Hukum Humaniter Internasional (HHI) adalah salah satu cabang hukum publik internasional yang paling tua. Dan HHI dikenal juga sebagai hukum perang dan hukum konflik bersenjata. Dengan dua dimensinya, pengaturan atas tindakan permusuhan atau peperangan dan pelindungan bagi pihak dan obyek tertentu yang dilindunginya, HHI tetap merupakan topik yang penting dalam keadaan kini.
Baru-baru ini selama tiga hari, mulai tanggal 5 Oktober hingga 7 Oktober 2021, Delegasi Regional Komite Internasional Palang Merah (ICRC) untuk Indonesia dan Timor-Leste beserta Fakultas Hukum dan Komunikasi Unika Soegijapranata bekerja sama untuk mengadakan suatu seri sesi atau kursus online singkat HHI.
“Rangkaian kegiatan sesi atau kursus singkat HHI ini adalah campuran dari lokakarya penyegaran HHI (IHL Refreshment Workshop) dan suatu ajang untuk pertemuan para pemangku kepentingan. Harapannya kursus singkat ini dapat memperkuat diseminasi dan pemahaman dasar fundamental HHI bagi peserta, memungkinkan suatu proses tukar pendapat di antara para peserta untuk topik-topik HHI tertentu dan implementasi HHI di Indonesia, serta memperkuat jaringan antara para peserta,” papar Dr Trihoni Nalesti Dewi SH MHum selaku Ketua Panitia Kursus HHI 2021.
Kursus HHI ini bersifat semi-publik, dan ditargetkan hanya untuk kurang lebih 60 peserta undangan yang terdiri dari otoritas pemerintah, akademisi, jurnalis, dan perwakilan organisasi lainnya.
Disamping itu Unika Soegijapranata juga memiliki relasi yang baik dengan ICRC, oleh karena itu beberapa kali Unika Soegijapranata menjadi penyelenggara kegiatan ICRC, salah satunya kursus online singkat HHI, ujar Dr Trihoni menambahkan.
Dalam kursus online di hari ketiga, ada beberapa hal yang bisa disimpulkan mengenai implementasi HHI di Indonesia berikut tantangannya untuk menegakkannya yang dipaparkan oleh dua narasumber yaitu Tudiono SH MPP dari Sekretariat PANTAP Humaniter/Direktorat Otoritas Pusat dan Hukum Internasional KemenkumHAM-RI dan Dr Heribertus Jaka Triyana SH LLM MA dari Universitas Gadjah Mada.

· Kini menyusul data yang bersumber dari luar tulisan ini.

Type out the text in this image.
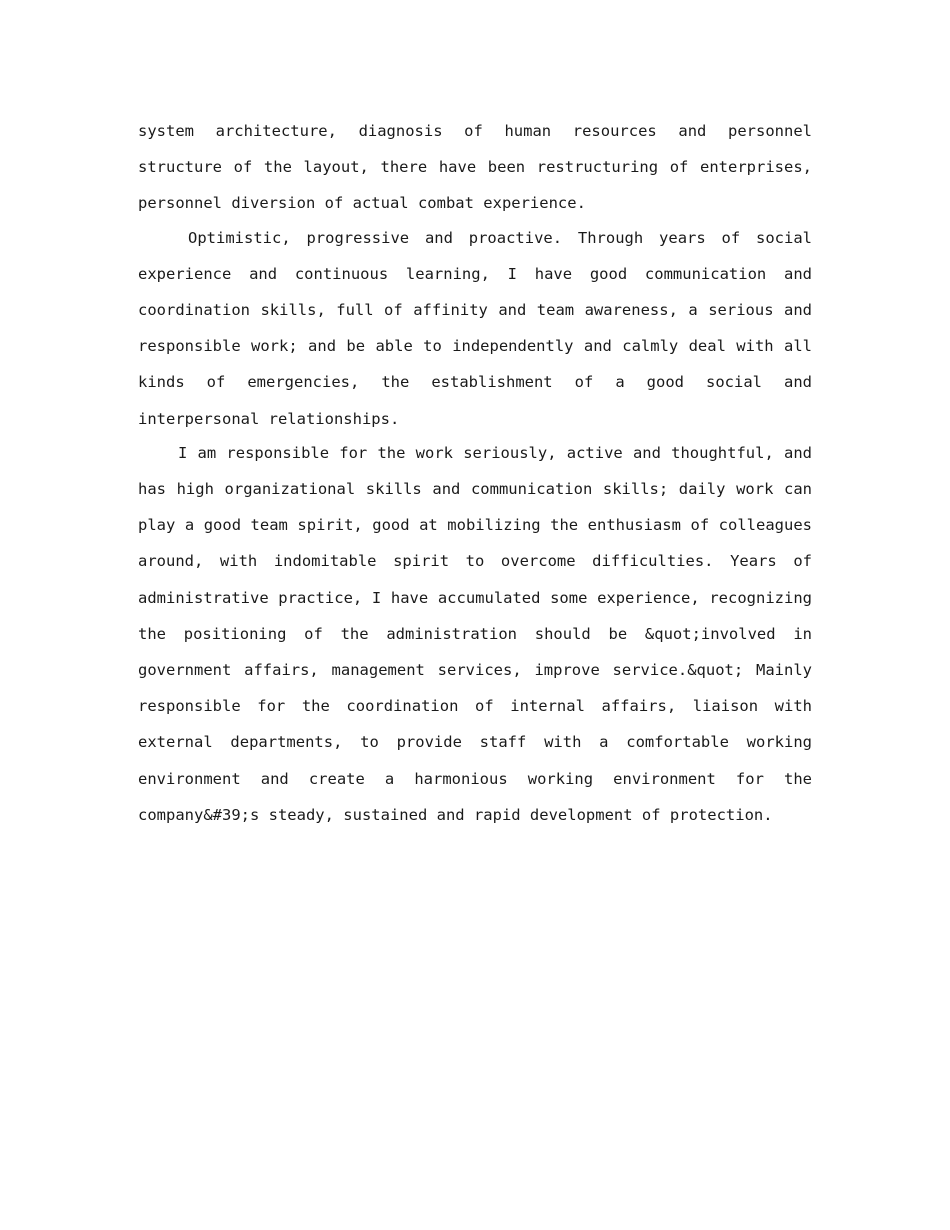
system architecture, diagnosis of human resources and personnel structure of the layout, there have been restructuring of enterprises, personnel diversion of actual combat experience.

Optimistic, progressive and proactive. Through years of social experience and continuous learning, I have good communication and coordination skills, full of affinity and team awareness, a serious and responsible work; and be able to independently and calmly deal with all kinds of emergencies, the establishment of a good social and interpersonal relationships.

I am responsible for the work seriously, active and thoughtful, and has high organizational skills and communication skills; daily work can play a good team spirit, good at mobilizing the enthusiasm of colleagues around, with indomitable spirit to overcome difficulties. Years of administrative practice, I have accumulated some experience, recognizing the positioning of the administration should be &quot;involved in government affairs, management services, improve service.&quot; Mainly responsible for the coordination of internal affairs, liaison with external departments, to provide staff with a comfortable working environment and create a harmonious working environment for the company&#39;s steady, sustained and rapid development of protection.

Yang pertama, ternyata profesi yang mendasarkan pada Hukum Humaniter sangat lebar, terutama profesi-profesi dalam misi internasional.
Kedua, Pemerintah Indonesia juga telah melakukan implementasi yang cukup banyak dan cukup intens terhadap hukum humaniter. Hal tersebut ditunjukkan dengan adanya beberapa ratifikasi perjanjian internasional, dan ratifikasi itu dibentuk dalam undang-undang.
Ketiga, perlunya dibangun suatu aliansi strategis antara pemerintah, TNI, perguruan tinggi, ICRC, media, PMI dan sebagainya, yang membuktikan apabila kita membahas hukum humaniter kita tidak sendirian.
Keempat, pemahaman hukum humaniter diharapkan bisa dipahami oleh masyarakat umum dan tidak secara eksklusif untuk kalangan tertentu saja. (FAS)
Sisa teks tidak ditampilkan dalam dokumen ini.